В ту пору напарник был мне ближе родной матери. Я помнил наизусть его запах и мог узнать его по рукопожатию с завязанными глазами. Мы коротали вечера в рутинных засадах, возвращаясь изо дня в день в то же самое место вблизи виноградника и прятались среди больших камней, казавшихся в темноте белыми. Мы курили в приклад табельного оружия, чтобы не светиться, и он вновь и вновь глумился надо мной, якобы невзначай упоминая, что, мол, в это самое время года змеи, которых здесь, как известно, тьма тьмущая, выползают из-за жары из-под камней, чтобы вдохнуть свежего воздуха. Одно упоминание о змеях вызывало во мне панику и хриплым шепотом я материл его на чем стоит свет. Угомонившись, мы возвращались к прицелам ночного видения, в которых мир был зеленым, как в компьютерной игре.
Тот, кто придумал эти прицелы, был явно не дурак. Ценность жизни бегущего человека падает в разы, когда ты смотришь на него сквозь шести-с-половиной килограммовый агрегат, напичканный линзами. Вот его смутный силуэт приближается к заветной красной точке, заранее настроенной на минимальную резкость, чтобы не заслонять тело человека. Вот ты начинаешь потеть от азарта, отсчитываешь "три-два-бам", чтобы два ствола вздрогнули в унисон, и силуэт, вскинув едва видные с такого расстояния ручонки, сливается с травой цвета хаки.
Двухмерная картинка тотальным образом меняет восприятие. Это уже не человек. Это та самая картонная голова, по которой ты стрелял на учебке. “Она же ничем от нее не отличается, - усмехаешься ты”. Какое облегчение… Человека уволокут потом - свои или чужие. Кто первый успеет. Ты же к этому отношения никакого иметь не будешь. Ты поигрался - и дело с концом. Шмальнул с пятисот метров в бегущую картонку. Почувствовал себя мужиком, исполнился оголтелой радости, как щенок, извалявшийся в собственной блевотине, и баста.
- Расстояние?
- Пятьсот тридцать.
- Ветер?
- Попутный. То, что доктор прописал.
- Три два бам!
- Идиот! Я чуть на курок не нажал.
- Кончай скулить. Покурим на двоих.
- Шутник, твою мать...
Игры детей в войну.
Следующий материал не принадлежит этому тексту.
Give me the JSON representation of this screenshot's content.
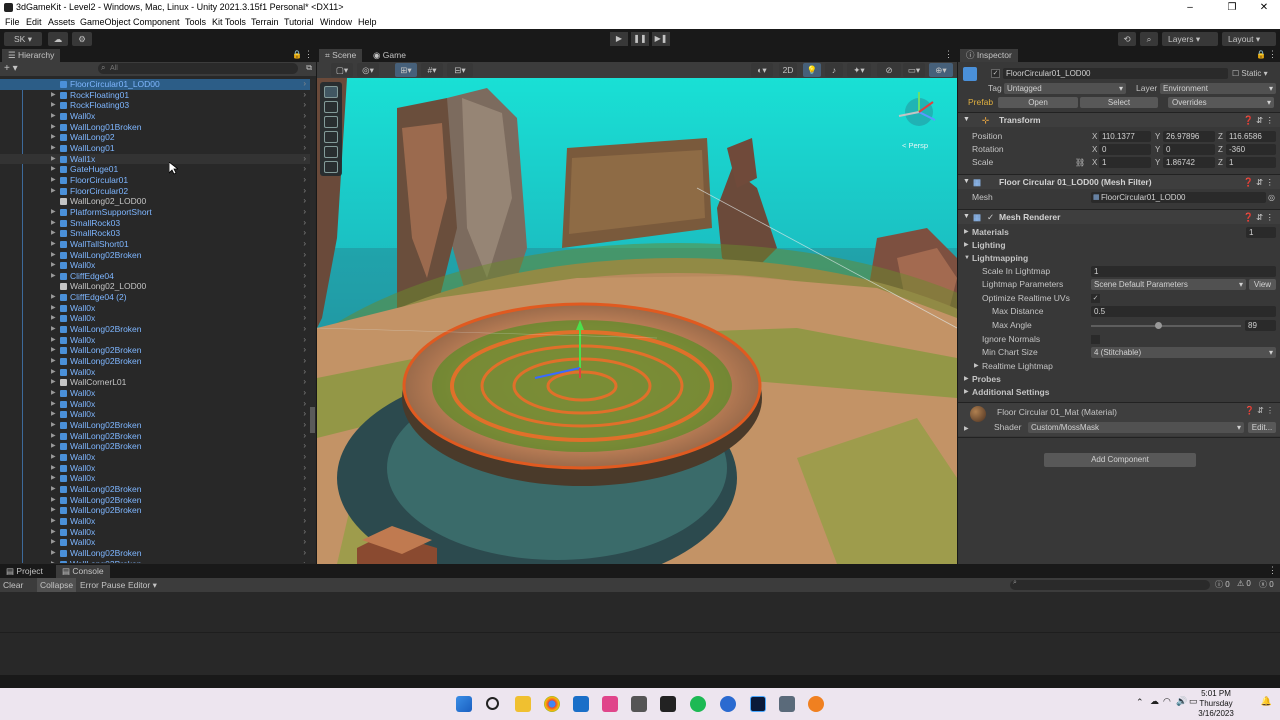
{
  "window": {
    "title": "3dGameKit - Level2 - Windows, Mac, Linux - Unity 2021.3.15f1 Personal* <DX11>",
    "minimize": "–",
    "maximize": "❐",
    "close": "✕"
  },
  "menu": [
    "File",
    "Edit",
    "Assets",
    "GameObject",
    "Component",
    "Tools",
    "Kit Tools",
    "Terrain",
    "Tutorial",
    "Window",
    "Help"
  ],
  "toolbar": {
    "account": "SK ▾",
    "play": "▶",
    "pause": "❚❚",
    "step": "▶❚",
    "layers": "Layers",
    "layout": "Layout"
  },
  "hierarchy": {
    "tab": "Hierarchy",
    "search_placeholder": "All",
    "items": [
      {
        "label": "FloorCircular01_LOD00",
        "color": "blue",
        "arrow": false,
        "selected": true
      },
      {
        "label": "RockFloating01",
        "color": "blue",
        "arrow": true
      },
      {
        "label": "RockFloating03",
        "color": "blue",
        "arrow": true
      },
      {
        "label": "Wall0x",
        "color": "blue",
        "arrow": true
      },
      {
        "label": "WallLong01Broken",
        "color": "blue",
        "arrow": true
      },
      {
        "label": "WallLong02",
        "color": "blue",
        "arrow": true
      },
      {
        "label": "WallLong01",
        "color": "blue",
        "arrow": true
      },
      {
        "label": "Wall1x",
        "color": "blue",
        "arrow": true,
        "hover": true
      },
      {
        "label": "GateHuge01",
        "color": "blue",
        "arrow": true
      },
      {
        "label": "FloorCircular01",
        "color": "blue",
        "arrow": true
      },
      {
        "label": "FloorCircular02",
        "color": "blue",
        "arrow": true
      },
      {
        "label": "WallLong02_LOD00",
        "color": "white",
        "arrow": false
      },
      {
        "label": "PlatformSupportShort",
        "color": "blue",
        "arrow": true
      },
      {
        "label": "SmallRock03",
        "color": "blue",
        "arrow": true
      },
      {
        "label": "SmallRock03",
        "color": "blue",
        "arrow": true
      },
      {
        "label": "WallTallShort01",
        "color": "blue",
        "arrow": true
      },
      {
        "label": "WallLong02Broken",
        "color": "blue",
        "arrow": true
      },
      {
        "label": "Wall0x",
        "color": "blue",
        "arrow": true
      },
      {
        "label": "CliffEdge04",
        "color": "blue",
        "arrow": true
      },
      {
        "label": "WallLong02_LOD00",
        "color": "white",
        "arrow": false
      },
      {
        "label": "CliffEdge04 (2)",
        "color": "blue",
        "arrow": true
      },
      {
        "label": "Wall0x",
        "color": "blue",
        "arrow": true
      },
      {
        "label": "Wall0x",
        "color": "blue",
        "arrow": true
      },
      {
        "label": "WallLong02Broken",
        "color": "blue",
        "arrow": true
      },
      {
        "label": "Wall0x",
        "color": "blue",
        "arrow": true
      },
      {
        "label": "WallLong02Broken",
        "color": "blue",
        "arrow": true
      },
      {
        "label": "WallLong02Broken",
        "color": "blue",
        "arrow": true
      },
      {
        "label": "Wall0x",
        "color": "blue",
        "arrow": true
      },
      {
        "label": "WallCornerL01",
        "color": "white",
        "arrow": true
      },
      {
        "label": "Wall0x",
        "color": "blue",
        "arrow": true
      },
      {
        "label": "Wall0x",
        "color": "blue",
        "arrow": true
      },
      {
        "label": "Wall0x",
        "color": "blue",
        "arrow": true
      },
      {
        "label": "WallLong02Broken",
        "color": "blue",
        "arrow": true
      },
      {
        "label": "WallLong02Broken",
        "color": "blue",
        "arrow": true
      },
      {
        "label": "WallLong02Broken",
        "color": "blue",
        "arrow": true
      },
      {
        "label": "Wall0x",
        "color": "blue",
        "arrow": true
      },
      {
        "label": "Wall0x",
        "color": "blue",
        "arrow": true
      },
      {
        "label": "Wall0x",
        "color": "blue",
        "arrow": true
      },
      {
        "label": "WallLong02Broken",
        "color": "blue",
        "arrow": true
      },
      {
        "label": "WallLong02Broken",
        "color": "blue",
        "arrow": true
      },
      {
        "label": "WallLong02Broken",
        "color": "blue",
        "arrow": true
      },
      {
        "label": "Wall0x",
        "color": "blue",
        "arrow": true
      },
      {
        "label": "Wall0x",
        "color": "blue",
        "arrow": true
      },
      {
        "label": "Wall0x",
        "color": "blue",
        "arrow": true
      },
      {
        "label": "WallLong02Broken",
        "color": "blue",
        "arrow": true
      },
      {
        "label": "WallLong02Broken",
        "color": "blue",
        "arrow": true
      }
    ]
  },
  "scene": {
    "tab_scene": "Scene",
    "tab_game": "Game",
    "mode_2d": "2D",
    "persp_label": "< Persp"
  },
  "inspector": {
    "tab": "Inspector",
    "object_name": "FloorCircular01_LOD00",
    "static_label": "Static",
    "tag_label": "Tag",
    "tag_value": "Untagged",
    "layer_label": "Layer",
    "layer_value": "Environment",
    "prefab_label": "Prefab",
    "prefab_open": "Open",
    "prefab_select": "Select",
    "prefab_overrides": "Overrides",
    "transform": {
      "title": "Transform",
      "position_label": "Position",
      "rotation_label": "Rotation",
      "scale_label": "Scale",
      "position": {
        "x": "110.1377",
        "y": "26.97896",
        "z": "116.6586"
      },
      "rotation": {
        "x": "0",
        "y": "0",
        "z": "-360"
      },
      "scale": {
        "x": "1",
        "y": "1.86742",
        "z": "1"
      }
    },
    "mesh_filter": {
      "title": "Floor Circular 01_LOD00 (Mesh Filter)",
      "mesh_label": "Mesh",
      "mesh_value": "FloorCircular01_LOD00"
    },
    "mesh_renderer": {
      "title": "Mesh Renderer",
      "materials_label": "Materials",
      "materials_count": "1",
      "lighting_label": "Lighting",
      "lightmapping_label": "Lightmapping",
      "scale_in_lightmap_label": "Scale In Lightmap",
      "scale_in_lightmap_value": "1",
      "lightmap_params_label": "Lightmap Parameters",
      "lightmap_params_value": "Scene Default Parameters",
      "view_button": "View",
      "optimize_label": "Optimize Realtime UVs",
      "max_distance_label": "Max Distance",
      "max_distance_value": "0.5",
      "max_angle_label": "Max Angle",
      "max_angle_value": "89",
      "max_angle_fraction": 0.45,
      "ignore_normals_label": "Ignore Normals",
      "min_chart_label": "Min Chart Size",
      "min_chart_value": "4 (Stitchable)",
      "realtime_lightmap_label": "Realtime Lightmap",
      "probes_label": "Probes",
      "additional_label": "Additional Settings"
    },
    "material": {
      "title": "Floor Circular 01_Mat (Material)",
      "shader_label": "Shader",
      "shader_value": "Custom/MossMask",
      "edit_button": "Edit..."
    },
    "add_component": "Add Component"
  },
  "bottom": {
    "tab_project": "Project",
    "tab_console": "Console",
    "clear": "Clear",
    "collapse": "Collapse",
    "error_pause": "Error Pause",
    "editor": "Editor",
    "count_info": "0",
    "count_warn": "0",
    "count_err": "0"
  },
  "taskbar": {
    "time": "5:01 PM",
    "day": "Thursday",
    "date": "3/16/2023"
  }
}
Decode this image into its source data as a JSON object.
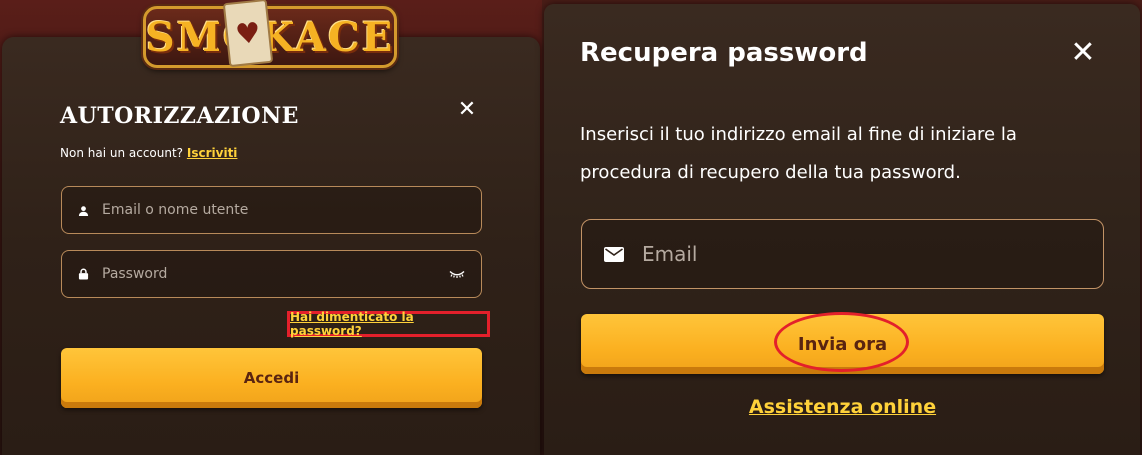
{
  "brand": {
    "logo_text": "SMOKACE"
  },
  "login": {
    "title": "AUTORIZZAZIONE",
    "no_account": "Non hai un account?",
    "register_link": "Iscriviti",
    "email_placeholder": "Email o nome utente",
    "password_placeholder": "Password",
    "forgot_link": "Hai dimenticato la password?",
    "submit_label": "Accedi",
    "icons": {
      "user": "user-icon",
      "lock": "lock-icon",
      "eye": "eye-closed-icon",
      "close": "close-icon"
    }
  },
  "recover": {
    "title": "Recupera password",
    "description": "Inserisci il tuo indirizzo email al fine di iniziare la procedura di recupero della tua password.",
    "email_placeholder": "Email",
    "submit_label": "Invia ora",
    "support_link": "Assistenza online",
    "icons": {
      "mail": "envelope-icon",
      "close": "close-icon"
    }
  },
  "colors": {
    "accent": "#ffd23a",
    "button": "#fbb020",
    "highlight": "#e3202b"
  }
}
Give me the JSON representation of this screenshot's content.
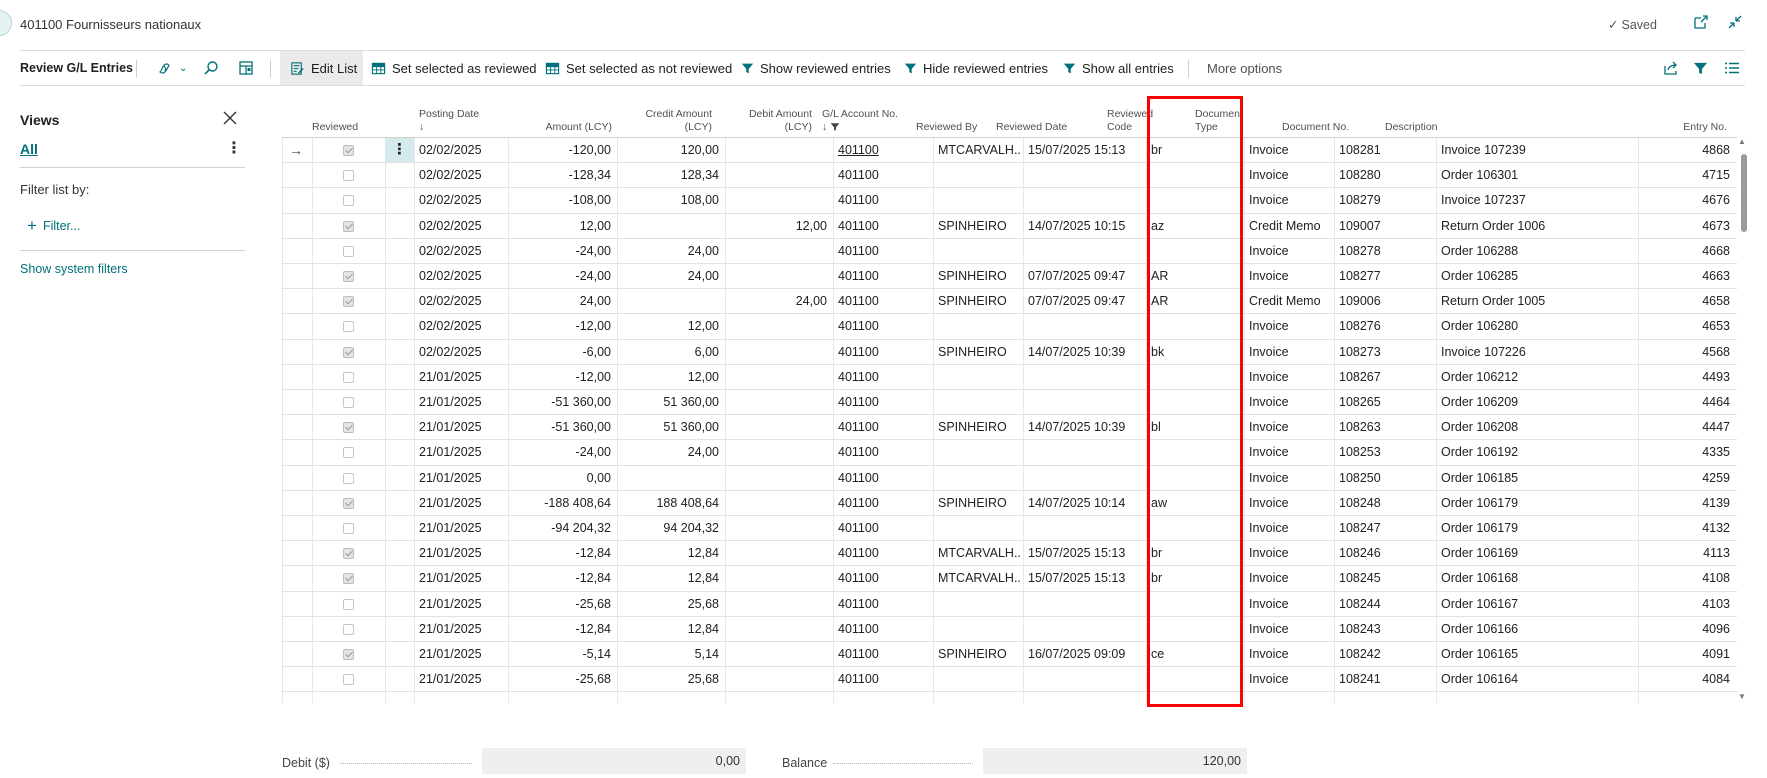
{
  "header": {
    "title": "401100 Fournisseurs nationaux",
    "saved_status": "Saved"
  },
  "toolbar": {
    "page_caption": "Review G/L Entries",
    "edit_list": "Edit List",
    "set_reviewed": "Set selected as reviewed",
    "set_not_reviewed": "Set selected as not reviewed",
    "show_reviewed": "Show reviewed entries",
    "hide_reviewed": "Hide reviewed entries",
    "show_all": "Show all entries",
    "more_options": "More options"
  },
  "views": {
    "title": "Views",
    "all_label": "All",
    "filter_by": "Filter list by:",
    "add_filter": "Filter...",
    "show_system_filters": "Show system filters"
  },
  "columns": {
    "reviewed": "Reviewed",
    "posting_date": "Posting Date",
    "amount": "Amount (LCY)",
    "credit_1": "Credit Amount",
    "credit_2": "(LCY)",
    "debit_1": "Debit Amount",
    "debit_2": "(LCY)",
    "gl_account": "G/L Account No.",
    "reviewed_by": "Reviewed By",
    "reviewed_date": "Reviewed Date",
    "reviewed_code_1": "Reviewed",
    "reviewed_code_2": "Code",
    "doc_type_1": "Document",
    "doc_type_2": "Type",
    "doc_no": "Document No.",
    "description": "Description",
    "entry_no": "Entry No."
  },
  "rows": [
    {
      "reviewed": true,
      "date": "02/02/2025",
      "amount": "-120,00",
      "credit": "120,00",
      "debit": "",
      "account": "401100",
      "by": "MTCARVALH...",
      "rdate": "15/07/2025 15:13",
      "code": "br",
      "type": "Invoice",
      "docno": "108281",
      "desc": "Invoice 107239",
      "entry": "4868"
    },
    {
      "reviewed": false,
      "date": "02/02/2025",
      "amount": "-128,34",
      "credit": "128,34",
      "debit": "",
      "account": "401100",
      "by": "",
      "rdate": "",
      "code": "",
      "type": "Invoice",
      "docno": "108280",
      "desc": "Order 106301",
      "entry": "4715"
    },
    {
      "reviewed": false,
      "date": "02/02/2025",
      "amount": "-108,00",
      "credit": "108,00",
      "debit": "",
      "account": "401100",
      "by": "",
      "rdate": "",
      "code": "",
      "type": "Invoice",
      "docno": "108279",
      "desc": "Invoice 107237",
      "entry": "4676"
    },
    {
      "reviewed": true,
      "date": "02/02/2025",
      "amount": "12,00",
      "credit": "",
      "debit": "12,00",
      "account": "401100",
      "by": "SPINHEIRO",
      "rdate": "14/07/2025 10:15",
      "code": "az",
      "type": "Credit Memo",
      "docno": "109007",
      "desc": "Return Order 1006",
      "entry": "4673"
    },
    {
      "reviewed": false,
      "date": "02/02/2025",
      "amount": "-24,00",
      "credit": "24,00",
      "debit": "",
      "account": "401100",
      "by": "",
      "rdate": "",
      "code": "",
      "type": "Invoice",
      "docno": "108278",
      "desc": "Order 106288",
      "entry": "4668"
    },
    {
      "reviewed": true,
      "date": "02/02/2025",
      "amount": "-24,00",
      "credit": "24,00",
      "debit": "",
      "account": "401100",
      "by": "SPINHEIRO",
      "rdate": "07/07/2025 09:47",
      "code": "AR",
      "type": "Invoice",
      "docno": "108277",
      "desc": "Order 106285",
      "entry": "4663"
    },
    {
      "reviewed": true,
      "date": "02/02/2025",
      "amount": "24,00",
      "credit": "",
      "debit": "24,00",
      "account": "401100",
      "by": "SPINHEIRO",
      "rdate": "07/07/2025 09:47",
      "code": "AR",
      "type": "Credit Memo",
      "docno": "109006",
      "desc": "Return Order 1005",
      "entry": "4658"
    },
    {
      "reviewed": false,
      "date": "02/02/2025",
      "amount": "-12,00",
      "credit": "12,00",
      "debit": "",
      "account": "401100",
      "by": "",
      "rdate": "",
      "code": "",
      "type": "Invoice",
      "docno": "108276",
      "desc": "Order 106280",
      "entry": "4653"
    },
    {
      "reviewed": true,
      "date": "02/02/2025",
      "amount": "-6,00",
      "credit": "6,00",
      "debit": "",
      "account": "401100",
      "by": "SPINHEIRO",
      "rdate": "14/07/2025 10:39",
      "code": "bk",
      "type": "Invoice",
      "docno": "108273",
      "desc": "Invoice 107226",
      "entry": "4568"
    },
    {
      "reviewed": false,
      "date": "21/01/2025",
      "amount": "-12,00",
      "credit": "12,00",
      "debit": "",
      "account": "401100",
      "by": "",
      "rdate": "",
      "code": "",
      "type": "Invoice",
      "docno": "108267",
      "desc": "Order 106212",
      "entry": "4493"
    },
    {
      "reviewed": false,
      "date": "21/01/2025",
      "amount": "-51 360,00",
      "credit": "51 360,00",
      "debit": "",
      "account": "401100",
      "by": "",
      "rdate": "",
      "code": "",
      "type": "Invoice",
      "docno": "108265",
      "desc": "Order 106209",
      "entry": "4464"
    },
    {
      "reviewed": true,
      "date": "21/01/2025",
      "amount": "-51 360,00",
      "credit": "51 360,00",
      "debit": "",
      "account": "401100",
      "by": "SPINHEIRO",
      "rdate": "14/07/2025 10:39",
      "code": "bl",
      "type": "Invoice",
      "docno": "108263",
      "desc": "Order 106208",
      "entry": "4447"
    },
    {
      "reviewed": false,
      "date": "21/01/2025",
      "amount": "-24,00",
      "credit": "24,00",
      "debit": "",
      "account": "401100",
      "by": "",
      "rdate": "",
      "code": "",
      "type": "Invoice",
      "docno": "108253",
      "desc": "Order 106192",
      "entry": "4335"
    },
    {
      "reviewed": false,
      "date": "21/01/2025",
      "amount": "0,00",
      "credit": "",
      "debit": "",
      "account": "401100",
      "by": "",
      "rdate": "",
      "code": "",
      "type": "Invoice",
      "docno": "108250",
      "desc": "Order 106185",
      "entry": "4259"
    },
    {
      "reviewed": true,
      "date": "21/01/2025",
      "amount": "-188 408,64",
      "credit": "188 408,64",
      "debit": "",
      "account": "401100",
      "by": "SPINHEIRO",
      "rdate": "14/07/2025 10:14",
      "code": "aw",
      "type": "Invoice",
      "docno": "108248",
      "desc": "Order 106179",
      "entry": "4139"
    },
    {
      "reviewed": false,
      "date": "21/01/2025",
      "amount": "-94 204,32",
      "credit": "94 204,32",
      "debit": "",
      "account": "401100",
      "by": "",
      "rdate": "",
      "code": "",
      "type": "Invoice",
      "docno": "108247",
      "desc": "Order 106179",
      "entry": "4132"
    },
    {
      "reviewed": true,
      "date": "21/01/2025",
      "amount": "-12,84",
      "credit": "12,84",
      "debit": "",
      "account": "401100",
      "by": "MTCARVALH...",
      "rdate": "15/07/2025 15:13",
      "code": "br",
      "type": "Invoice",
      "docno": "108246",
      "desc": "Order 106169",
      "entry": "4113"
    },
    {
      "reviewed": true,
      "date": "21/01/2025",
      "amount": "-12,84",
      "credit": "12,84",
      "debit": "",
      "account": "401100",
      "by": "MTCARVALH...",
      "rdate": "15/07/2025 15:13",
      "code": "br",
      "type": "Invoice",
      "docno": "108245",
      "desc": "Order 106168",
      "entry": "4108"
    },
    {
      "reviewed": false,
      "date": "21/01/2025",
      "amount": "-25,68",
      "credit": "25,68",
      "debit": "",
      "account": "401100",
      "by": "",
      "rdate": "",
      "code": "",
      "type": "Invoice",
      "docno": "108244",
      "desc": "Order 106167",
      "entry": "4103"
    },
    {
      "reviewed": false,
      "date": "21/01/2025",
      "amount": "-12,84",
      "credit": "12,84",
      "debit": "",
      "account": "401100",
      "by": "",
      "rdate": "",
      "code": "",
      "type": "Invoice",
      "docno": "108243",
      "desc": "Order 106166",
      "entry": "4096"
    },
    {
      "reviewed": true,
      "date": "21/01/2025",
      "amount": "-5,14",
      "credit": "5,14",
      "debit": "",
      "account": "401100",
      "by": "SPINHEIRO",
      "rdate": "16/07/2025 09:09",
      "code": "ce",
      "type": "Invoice",
      "docno": "108242",
      "desc": "Order 106165",
      "entry": "4091"
    },
    {
      "reviewed": false,
      "date": "21/01/2025",
      "amount": "-25,68",
      "credit": "25,68",
      "debit": "",
      "account": "401100",
      "by": "",
      "rdate": "",
      "code": "",
      "type": "Invoice",
      "docno": "108241",
      "desc": "Order 106164",
      "entry": "4084"
    }
  ],
  "totals": {
    "debit_label": "Debit ($)",
    "debit_value": "0,00",
    "balance_label": "Balance",
    "balance_value": "120,00"
  },
  "colors": {
    "accent": "#00707a",
    "highlight": "#ff0000",
    "selected_cell": "#d5eaec"
  }
}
Дети любят игры. Особенно мальчишки. Они с воодушевлением разукрашивают лица в камуфляжные цвета, чтобы поиграть с богом в прятки, но боятся не так взглянуть или не так дотронуться друг до друга, чтобы никто не подумал лишнего.
Откинувшись назад, мы созерцали треклятый месяц, из-за которого мы были видны с южного холма, как на ладони, и перешептывались о том, что было бы неплохо трахнуть ту новенькую из штаба, пока до нее не дорвался комбат.
“Всё это было до того как слово "трахать" стало для меня синонимом душевного родства, до твоих мизинцев, милая, и до того как переоценка ценностей и переосмысление смыслов слизали с меня все мое прошлое подчистую, так, как ты слизываешь томатный сок с кухонной доски. До того как мои веки стали подергиваться от многих лет бессонных ночей.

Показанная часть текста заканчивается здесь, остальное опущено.